Unable to Choose Your Repair Person
One reason is you may have a favorite repair person you have dealt with for years and implicitly trust. With a warranty, you do not have a choice. Providers of warranty policies have contracts with service people.
Additionally, in some policies there’s no guarantee stating that a service person will be out to see what needs doing in x period of time, or when the repair will be done.
Some Properties Are Not Eligible
Some properties are not eligible for coverage. Usually, the warranty provider requires the home to be on a permanent foundation (meaning no mobile homes). Further, if it is an investment property or a home you have rented or rented out, it may not be covered.
Lack of Say
Another con is the provider decides whether or not the covered system or appliance will be replaced or repaired, and if it is going to cost them less to repair it than replace it.
Lots of Technicalities
Probably the biggest negative of all is that generally warranties only cover repair or replacement if the system or appliance has suffered from normal wear and tear and if the homeowner has appropriately maintained it… and again, that is the provider’s call. There are also ceilings on how much warranty providers will pay per system or appliance, per incident.
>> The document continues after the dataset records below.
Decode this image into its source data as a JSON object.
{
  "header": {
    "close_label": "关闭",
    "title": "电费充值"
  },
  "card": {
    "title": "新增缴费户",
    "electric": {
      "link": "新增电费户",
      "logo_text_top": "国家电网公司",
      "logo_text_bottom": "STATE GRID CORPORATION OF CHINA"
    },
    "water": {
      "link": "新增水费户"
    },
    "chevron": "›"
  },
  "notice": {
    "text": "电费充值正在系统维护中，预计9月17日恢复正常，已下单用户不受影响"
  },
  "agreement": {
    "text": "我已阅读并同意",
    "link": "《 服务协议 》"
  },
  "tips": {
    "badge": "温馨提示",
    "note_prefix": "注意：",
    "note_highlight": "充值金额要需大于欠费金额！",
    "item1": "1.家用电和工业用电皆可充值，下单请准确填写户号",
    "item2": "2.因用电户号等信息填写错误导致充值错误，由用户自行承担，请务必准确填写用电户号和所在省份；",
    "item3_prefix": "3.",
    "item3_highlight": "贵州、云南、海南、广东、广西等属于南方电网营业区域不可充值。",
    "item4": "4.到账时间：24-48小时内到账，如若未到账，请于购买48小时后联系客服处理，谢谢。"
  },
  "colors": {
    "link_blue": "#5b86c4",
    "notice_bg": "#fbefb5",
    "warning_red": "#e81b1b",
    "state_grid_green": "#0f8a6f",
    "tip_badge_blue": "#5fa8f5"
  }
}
Warranty providers also exclude failures resulting from “acts of nature or acts of God,” because they figure that those items will be covered by the homeowner’s hazard insurance.
Remember that policies differ from one another. If you are inclined to get a policy, you would probably do better with one that has a “repair or replace” guarantee. This means that if an appliance or system cannot be repaired, the provider has to replace it.
Realtors I spoke to also suggested staying away from policies that have obsolete parts clauses. Basically this means that providers are covered from having to repair or replace an item if parts for it are hard to find.
Another big issue to ask the provider about is what their company policy is about covering a system or appliance that has passed its life expectancy. Ask whether or not they will cover it for replacement. Ask plenty of questions and make sure you’re satisfied with the answers.
Whatever you decide, as with any legally binding agreement, make sure you read the terms of the agreement thoroughly, and if you do not understand it, find an attorney or friend to read it and explain it to you.